From my side, I'm working on Eternaltwin [1], a project to preserve Motion-Twin's web games. Games that were more reliant on the server side were migrated to regular JS; but client heavy games such as Hammerfest, AlphaBounce, their Kadokado games, Fever, etc. use Haxe.

We use Haxe as a way to migrate off Flash. In particular, we had many user-made content using Flash. In the last five years, we migrated almost all of it to Haxe while still compiling to Flash 8; and we are now preparing to target HTML5 - but it requires removing all the Flash specific-bits. Doing it in two steps allows to perform the migration incrementally. It also requires use to move to more recent versions of Haxe. Due to the specifics of our project, we're stuck using Haxe 3.1 (to target Flash 8), we even sent a few bugfixes to this old version to ensure it keeps compiling today...
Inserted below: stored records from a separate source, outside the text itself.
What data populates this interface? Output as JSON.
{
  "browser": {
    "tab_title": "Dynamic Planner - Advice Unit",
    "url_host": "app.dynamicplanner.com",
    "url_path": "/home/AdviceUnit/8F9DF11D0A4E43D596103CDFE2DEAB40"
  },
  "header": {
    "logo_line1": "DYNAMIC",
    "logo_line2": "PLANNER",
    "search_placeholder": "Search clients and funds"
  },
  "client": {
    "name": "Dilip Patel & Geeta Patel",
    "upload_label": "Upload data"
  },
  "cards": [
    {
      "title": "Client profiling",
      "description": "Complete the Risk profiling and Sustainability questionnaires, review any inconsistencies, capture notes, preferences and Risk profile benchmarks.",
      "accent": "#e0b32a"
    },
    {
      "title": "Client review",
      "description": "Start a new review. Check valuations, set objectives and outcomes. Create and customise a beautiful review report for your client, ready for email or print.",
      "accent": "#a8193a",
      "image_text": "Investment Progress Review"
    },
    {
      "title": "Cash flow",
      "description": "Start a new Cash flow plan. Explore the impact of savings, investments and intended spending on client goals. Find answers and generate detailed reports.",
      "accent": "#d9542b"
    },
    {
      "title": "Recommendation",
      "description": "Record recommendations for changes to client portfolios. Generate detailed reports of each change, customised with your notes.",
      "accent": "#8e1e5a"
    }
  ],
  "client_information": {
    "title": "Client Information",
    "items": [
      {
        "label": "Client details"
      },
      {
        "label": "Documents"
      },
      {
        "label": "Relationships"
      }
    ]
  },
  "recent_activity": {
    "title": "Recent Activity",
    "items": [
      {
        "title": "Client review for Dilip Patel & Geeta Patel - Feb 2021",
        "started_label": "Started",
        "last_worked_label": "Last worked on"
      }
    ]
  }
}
Regarding Haxe itself, I'd say that it's a very impressive language and probably a very solid choice if you are creating a video game and need to target multiple targets. It's good for final applications. However, I feel that it falls short as a language for libraries. It felt very well suited for me to implement schema validation and client libraries. Write them once in Haxe and export for Node, the JVM, Python, PHP, etc. in one go. To support all those targets, it needs to bring its own compat layer that makes it less ergonomic to use Haxe libs from target-native code. It also requires a lot of macros; which tend to be less well supported by editors. Regarding tooling, their package manager improved a lot I feel and now supports project-local dependencies with lock files and they have a nice builtin doc generator.

Regarding integration, there are still some slight oddities; like _requiring_ an env variable to find the standard lib.

To sum it up; it's a pretty nice language, but I feel like it's also showing its age (it still feels very attached to older OOP styles found in Java or AS3).

[0]: https://github.com/motion-twin/hammerfest/blob/master/class/... [1]: https://eternaltwin.org/

There was a company in Boulder that was using it, at least a little, as recently as 2019.

I use it in game development, it’s nice for those purposes.

It never gained significant popularity. If you want to learn a new language, choose something that is already popular and is gaining popularity. That would be Typescript or Rust at this moment.

This is a complete non-answer. I'd assume that they know that Haxe isn't as popular as other languages, but they're asking about people's experience with Haxe, not looking for recommendations on which language to learn.


Sounds more like a chat bot answer, TBH. It misses the point of the question in a much too subtle way.

Nah, it's a common beginner misunderstanding.

There's a huge genre of blog posts and Reddit threads where beginners tell other beginners which language is best to learn to get started with programming. My guess is that OP mistook this thread for one of those.

I used Haxe in the past. While it isn't necessarily modern usage I'd agree with the parent comment and suggest either Rust (using the WASM target) or TypeScript.

Compiler ergonomics are important for me these days.